Two new studies find that contrast-enhanced ultrasound (CEUS) is more effective than MRI when examining specific tumors

Contrast-enhanced ultrasound (CEUS) is more accurate and reliable than MRI for examining certain liver and kidney nodules, according to two new studies published in the Journal of Ultrasound in Medicine (JUM) and highlighted by the International Contrast Ultrasound Society (ICUS).

“We found that CEUS is a better and less expensive first-step evaluation for newly-discovered liver nodules,” said Dr. Stephanie Wilson, principal investigator of the liver CEUS study, which followed 196 patients at the University of Calgary for two years. Dr. Wilson is a clinical professor of radiology and gastroenterology at the University of Calgary and Co-President of ICUS.

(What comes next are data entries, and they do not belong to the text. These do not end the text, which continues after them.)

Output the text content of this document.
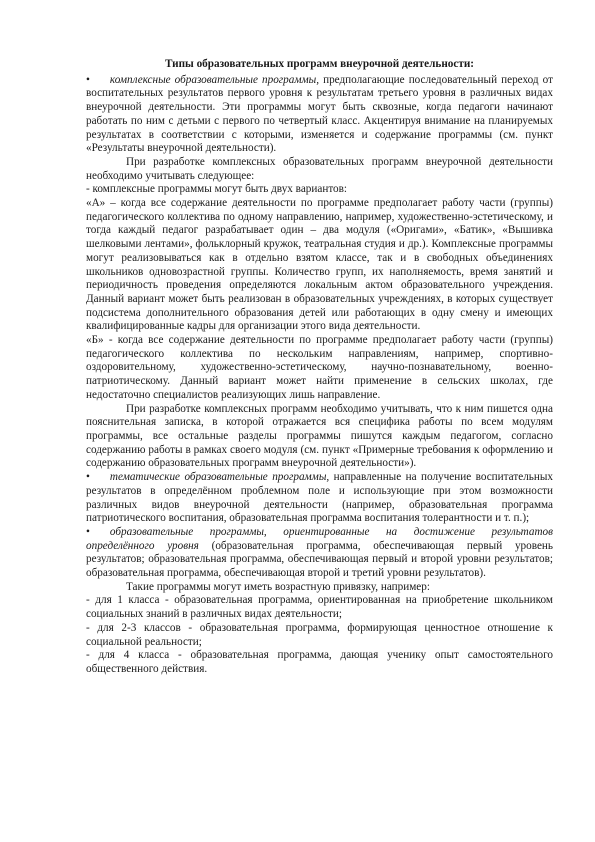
Типы образовательных программ внеурочной деятельности:

• комплексные образовательные программы, предполагающие последовательный переход от воспитательных результатов первого уровня к результатам третьего уровня в различных видах внеурочной деятельности. Эти программы могут быть сквозные, когда педагоги начинают работать по ним с детьми с первого по четвертый класс. Акцентируя внимание на планируемых результатах в соответствии с которыми, изменяется и содержание программы (см. пункт «Результаты внеурочной деятельности).

При разработке комплексных образовательных программ внеурочной деятельности необходимо учитывать следующее:

- комплексные программы могут быть двух вариантов:

«А» – когда все содержание деятельности по программе предполагает работу части (группы) педагогического коллектива по одному направлению, например, художественно-эстетическому, и тогда каждый педагог разрабатывает один – два модуля («Оригами», «Батик», «Вышивка шелковыми лентами», фольклорный кружок, театральная студия и др.). Комплексные программы могут реализовываться как в отдельно взятом классе, так и в свободных объединениях школьников одновозрастной группы. Количество групп, их наполняемость, время занятий и периодичность проведения определяются локальным актом образовательного учреждения. Данный вариант может быть реализован в образовательных учреждениях, в которых существует подсистема дополнительного образования детей или работающих в одну смену и имеющих квалифицированные кадры для организации этого вида деятельности.

«Б» - когда все содержание деятельности по программе предполагает работу части (группы) педагогического коллектива по нескольким направлениям, например, спортивно-оздоровительному, художественно-эстетическому, научно-познавательному, военно-патриотическому. Данный вариант может найти применение в сельских школах, где недостаточно специалистов реализующих лишь направление.

При разработке комплексных программ необходимо учитывать, что к ним пишется одна пояснительная записка, в которой отражается вся специфика работы по всем модулям программы, все остальные разделы программы пишутся каждым педагогом, согласно содержанию работы в рамках своего модуля (см. пункт «Примерные требования к оформлению и содержанию образовательных программ внеурочной деятельности»).

• тематические образовательные программы, направленные на получение воспитательных результатов в определённом проблемном поле и использующие при этом возможности различных видов внеурочной деятельности (например, образовательная программа патриотического воспитания, образовательная программа воспитания толерантности и т. п.);

• образовательные программы, ориентированные на достижение результатов определённого уровня (образовательная программа, обеспечивающая первый уровень результатов; образовательная программа, обеспечивающая первый и второй уровни результатов; образовательная программа, обеспечивающая второй и третий уровни результатов).

Такие программы могут иметь возрастную привязку, например:

- для 1 класса - образовательная программа, ориентированная на приобретение школьником социальных знаний в различных видах деятельности;

- для 2-3 классов - образовательная программа, формирующая ценностное отношение к социальной реальности;

- для 4 класса - образовательная программа, дающая ученику опыт самостоятельного общественного действия.
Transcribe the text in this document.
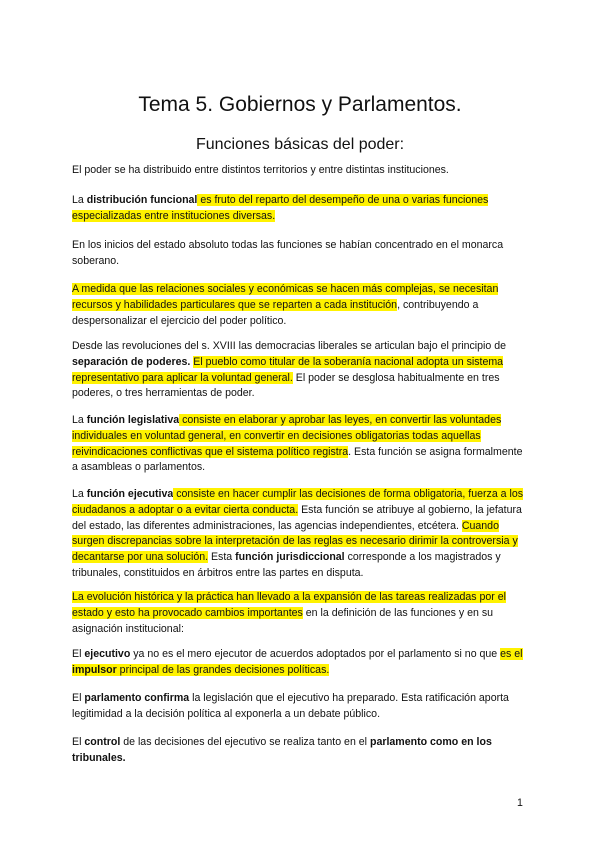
Tema 5. Gobiernos y Parlamentos.
Funciones básicas del poder:

El poder se ha distribuido entre distintos territorios y entre distintas instituciones.

La distribución funcional es fruto del reparto del desempeño de una o varias funciones especializadas entre instituciones diversas.

En los inicios del estado absoluto todas las funciones se habían concentrado en el monarca soberano.

A medida que las relaciones sociales y económicas se hacen más complejas, se necesitan recursos y habilidades particulares que se reparten a cada institución, contribuyendo a despersonalizar el ejercicio del poder político.

Desde las revoluciones del s. XVIII las democracias liberales se articulan bajo el principio de separación de poderes. El pueblo como titular de la soberanía nacional adopta un sistema representativo para aplicar la voluntad general. El poder se desglosa habitualmente en tres poderes, o tres herramientas de poder.

La función legislativa consiste en elaborar y aprobar las leyes, en convertir las voluntades individuales en voluntad general, en convertir en decisiones obligatorias todas aquellas reivindicaciones conflictivas que el sistema político registra. Esta función se asigna formalmente a asambleas o parlamentos.

La función ejecutiva consiste en hacer cumplir las decisiones de forma obligatoria, fuerza a los ciudadanos a adoptar o a evitar cierta conducta. Esta función se atribuye al gobierno, la jefatura del estado, las diferentes administraciones, las agencias independientes, etcétera. Cuando surgen discrepancias sobre la interpretación de las reglas es necesario dirimir la controversia y decantarse por una solución. Esta función jurisdiccional corresponde a los magistrados y tribunales, constituidos en árbitros entre las partes en disputa.

La evolución histórica y la práctica han llevado a la expansión de las tareas realizadas por el estado y esto ha provocado cambios importantes en la definición de las funciones y en su asignación institucional:

El ejecutivo ya no es el mero ejecutor de acuerdos adoptados por el parlamento si no que es el impulsor principal de las grandes decisiones políticas.

El parlamento confirma la legislación que el ejecutivo ha preparado. Esta ratificación aporta legitimidad a la decisión política al exponerla a un debate público.

El control de las decisiones del ejecutivo se realiza tanto en el parlamento como en los tribunales.

1
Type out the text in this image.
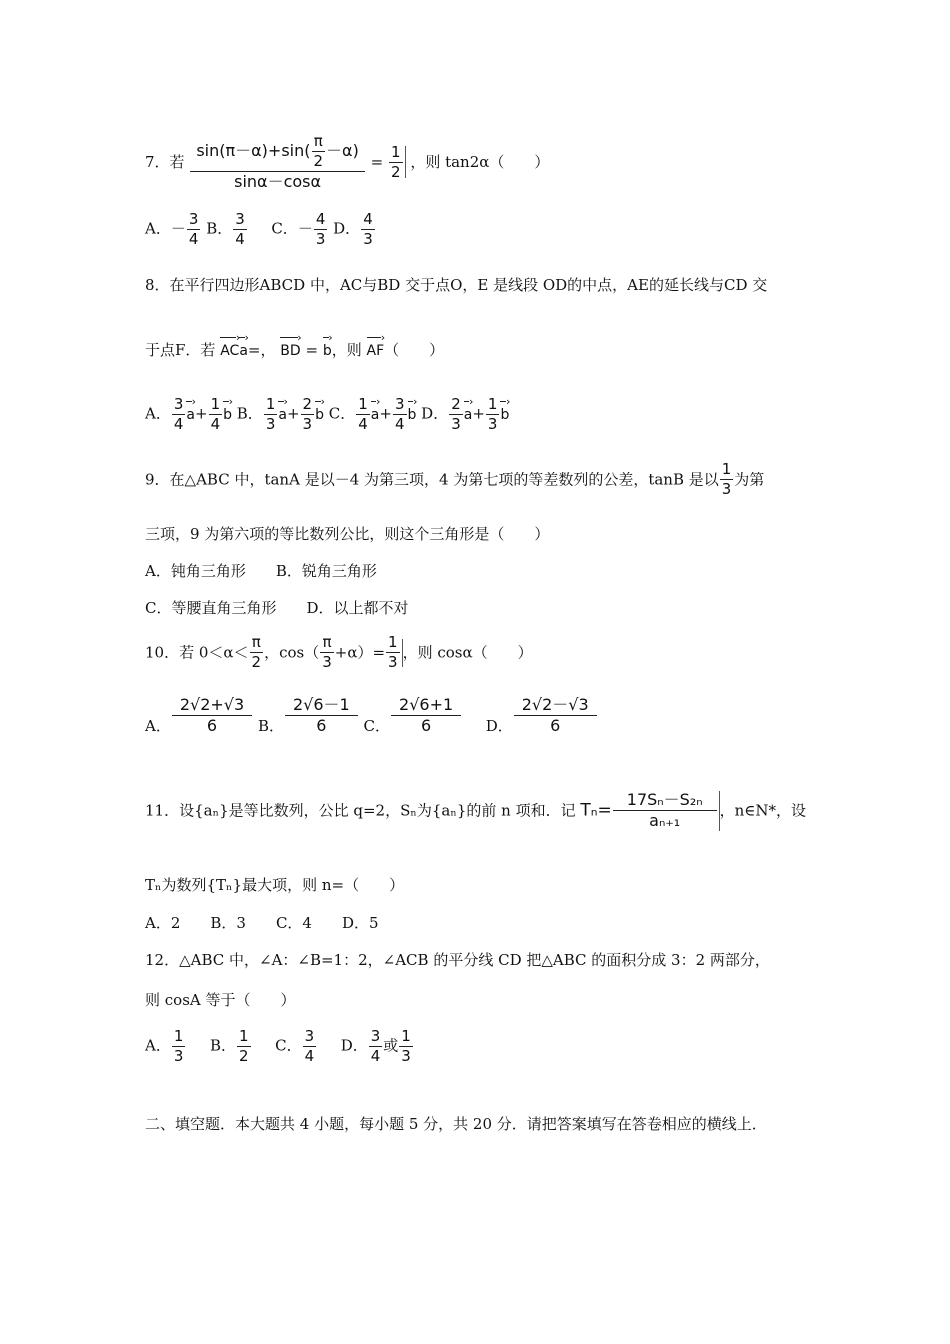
7．若 $\frac{\sin(\pi-\alpha)+\sin( \frac{\pi}{2} -\alpha)}{\sin\alpha-\cos\alpha} = \frac{1}{2}$ ，则 tan2α（　　）
A．－ $\frac{3}{4}$ B． $\frac{3}{4}$ C．－ $\frac{4}{3}$ D． $\frac{4}{3}$
8．在平行四边形ABCD 中，AC与BD 交于点O，E 是线段 OD的中点，AE的延长线与CD 交
于点F．若 AC ›a ›=， BD › = b ›，则 AF ›（　　）
A． $\frac{3}{4}$ a ›+ $\frac{1}{4}$ b › B． $\frac{1}{3}$ a ›+ $\frac{2}{3}$ b › C． $\frac{1}{4}$ a ›+ $\frac{3}{4}$ b › D． $\frac{2}{3}$ a ›+ $\frac{1}{3}$ b ›
9．在△ABC 中，tanA 是以－4 为第三项，4 为第七项的等差数列的公差，tanB 是以 $\frac{1}{3}$ 为第
三项，9 为第六项的等比数列公比，则这个三角形是（　　）
A．钝角三角形　　 B．锐角三角形
C．等腰直角三角形　　 D．以上都不对
10．若 $0<\alpha< \frac{\pi}{2}$ ，$\cos( \frac{\pi}{3} +\alpha)= \frac{1}{3}$ ，则 cosα（　　）
A． $\frac{2√2+√3}{6}$ B． $\frac{2√6-1}{6}$ C． $\frac{2√6+1}{6}$ D． $\frac{2√2-√3}{6}$
11．设{aₙ}是等比数列，公比 q=2，Sₙ为{aₙ}的前 n 项和．记 $T_n= \frac{\text{17Sₙ－S₂ₙ}}{\text{aₙ₊₁}}$ ，n∈N*，设
Tₙ为数列{Tₙ}最大项，则 n=（　　）
A．2　　B．3　　C．4　　D．5
12．△ABC 中，∠A：∠B=1：2，∠ACB 的平分线 CD 把△ABC 的面积分成 3：2 两部分，
则 cosA 等于（　　）
A． $\frac{1}{3}$ B． $\frac{1}{2}$ C． $\frac{3}{4}$ D． $\frac{3}{4}$ 或 $\frac{1}{3}$
二、填空题．本大题共 4 小题，每小题 5 分，共 20 分．请把答案填写在答卷相应的横线上．
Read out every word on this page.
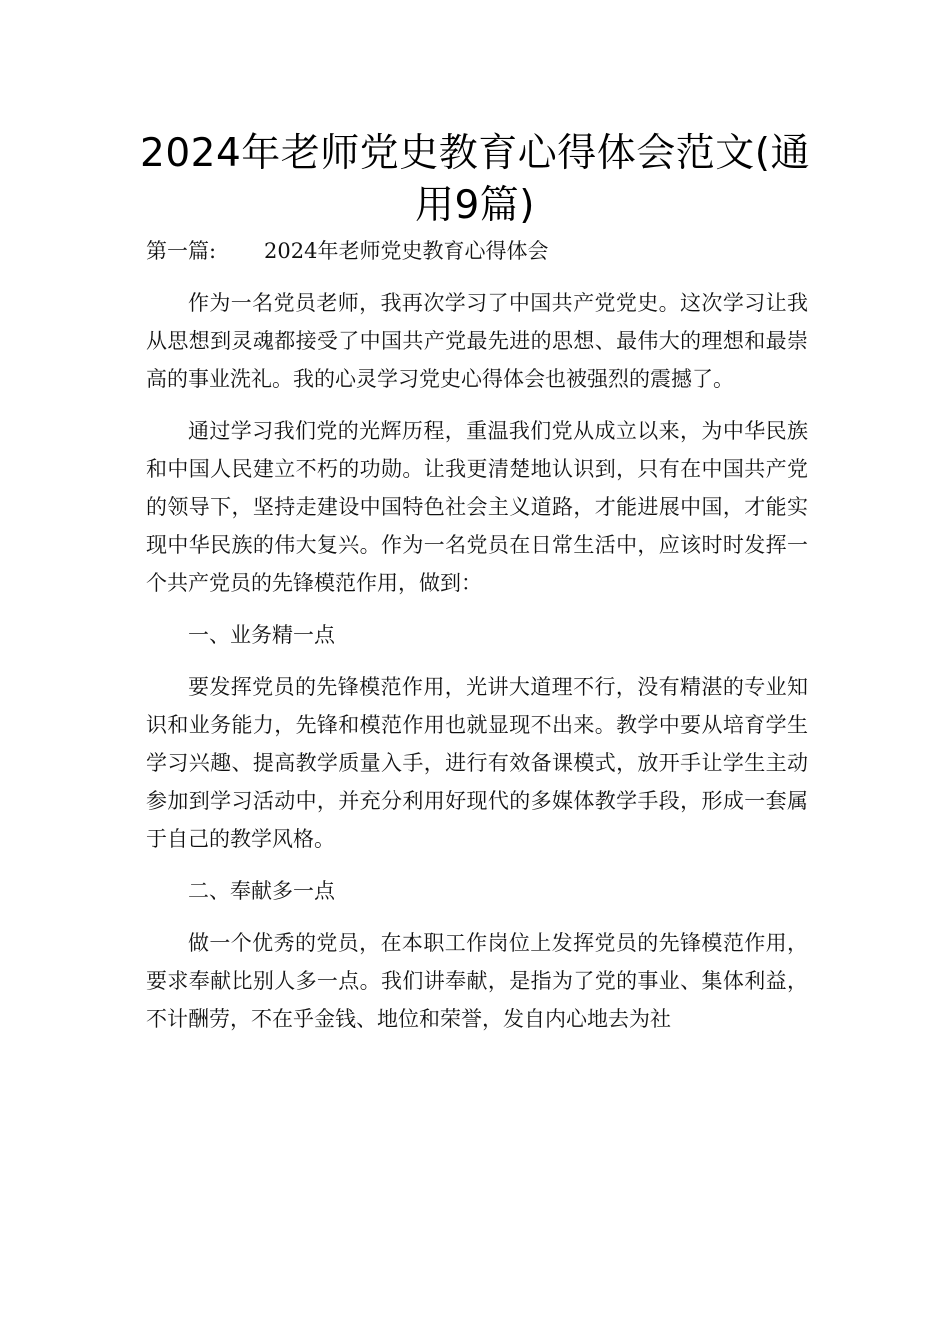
2024年老师党史教育心得体会范文(通
用9篇)
第一篇:	2024年老师党史教育心得体会

作为一名党员老师，我再次学习了中国共产党党史。这次学习让我从思想到灵魂都接受了中国共产党最先进的思想、最伟大的理想和最崇高的事业洗礼。我的心灵学习党史心得体会也被强烈的震撼了。

通过学习我们党的光辉历程，重温我们党从成立以来，为中华民族和中国人民建立不朽的功勋。让我更清楚地认识到，只有在中国共产党的领导下，坚持走建设中国特色社会主义道路，才能进展中国，才能实现中华民族的伟大复兴。作为一名党员在日常生活中，应该时时发挥一个共产党员的先锋模范作用，做到：

一、业务精一点

要发挥党员的先锋模范作用，光讲大道理不行，没有精湛的专业知识和业务能力，先锋和模范作用也就显现不出来。教学中要从培育学生学习兴趣、提高教学质量入手，进行有效备课模式，放开手让学生主动参加到学习活动中，并充分利用好现代的多媒体教学手段，形成一套属于自己的教学风格。

二、奉献多一点

做一个优秀的党员，在本职工作岗位上发挥党员的先锋模范作用，要求奉献比别人多一点。我们讲奉献，是指为了党的事业、集体利益，不计酬劳，不在乎金钱、地位和荣誉，发自内心地去为社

“CEUS found malignant or pre-malignant diagnoses that would likely have been missed or delayed if we had not used CEUS in these patients,” according to Dr. Wilson. “In addition, CEUS quickly and reliably identified benign lesions and pseudo-lesions, sparing these patients the costs and risks associated with unnecessary downstream testing and procedures,” she added. This study suggests that CEUS scans are at least equivalent if not superior to MRI for evaluating these liver lesions, and CEUS should be the first investigation for nodules found on surveillance for liver cancer, according to Dr. Wilson.

She called upon the American Association for the Study of Liver Diseases (AASLD) to include CEUS in its liver imaging guidelines, along with MRI and CT. Meanwhile, an Ohio team reviewed clinical data over a 10 year period to assess the accuracy of CEUS diagnoses of benign kidney nodules in 341 patients. Their blinded analysis found that none of the CEUS diagnoses changed during that period.

“Our data confirm that when CEUS determines a kidney mass is benign, the mass is benign and no further follow up is needed — sparing the patient from unnecessary downstream tests, anxiety and costs,” according to Dr. Richard G. Barr, the lead author of the kidney CEUS study. Dr. Barr is a professor of radiology at the Northeast Ohio Medical University and treasurer of ICUS.

CEUS is a non-invasive imaging tool that is safely and routinely used worldwide to help identify and characterize cancers, diagnose heart and vascular disease, monitor chronic gastro-intestinal diseases and monitor therapy.

Ultrasound contrast agents are administered intravenously to enhance the images produced by ultrasound scans, allowing for visualization of abnormal microvascular blood flow patterns in real time.

“It is important to remember that ultrasound contrast agents do not contain iodinated dye and do not harm the kidneys, making CEUS the examination of choice for patients with renal insufficiency,” according to Dr. Barr.

“In addition, CEUS allows for improved visualization of enhancement patterns in real time, the thin slice thickness of CEUS allows for evaluation of small nodules, multiplanar imaging allows for improved visualization and confirmation of enhancement, and multiple doses may be used during the same examination to provide an opportunity to image the lesion thoroughly,” Dr. Barr said. “Since kidney masses are often found on imaging for other indications, CEUS offers an essential imaging option because it is safe, accurate, low-cost, radiation-free and can help these patients avoid additional unnecessary tests and surgery,” he added.

“Further, due to radiation exposure associated with CT, we believe CT should not be used as the first line imaging modality for assessing cystic lesions that are most probably benign in character,” Dr. Barr said, citing the FDA’s recent white paper addressing unnecessary radiation exposure from medical imaging.

Many urologists are now also finding that CEUS is essential for diagnosing indeterminate kidney masses.

“If CEUS shows concern for malignancy of renal masses, we have complete confidence in proceeding with treatment; and if CEUS confirms a lesion to be benign our Urology group feels equally assured that it is safe to follow such lesions over time and to forego treatment,” said Dr. Daniel Ricchiuti, a urologist in Boardman, Ohio.

The Canadian liver study represents the first prospective comparison of CEUS and contrast-enhanced MRI for assessment of newly-discovered liver nodules, according to Dr. Wilson.

She said her study showed that CEUS offers superior sensitivity when compared to MRI (81% vs 64%) for the diagnosis of malignancy, without compromising specificity (92% vs. 93%). In addition, CEUS was more likely than MRI to reproduce and characterize the nodule found on screening (97% vs. 78.5%).

Nonetheless, MRI remains an essential tool for managing patients with malignant tumors, particularly for staging these tumors prior to treatment, according to Dr. Wilson.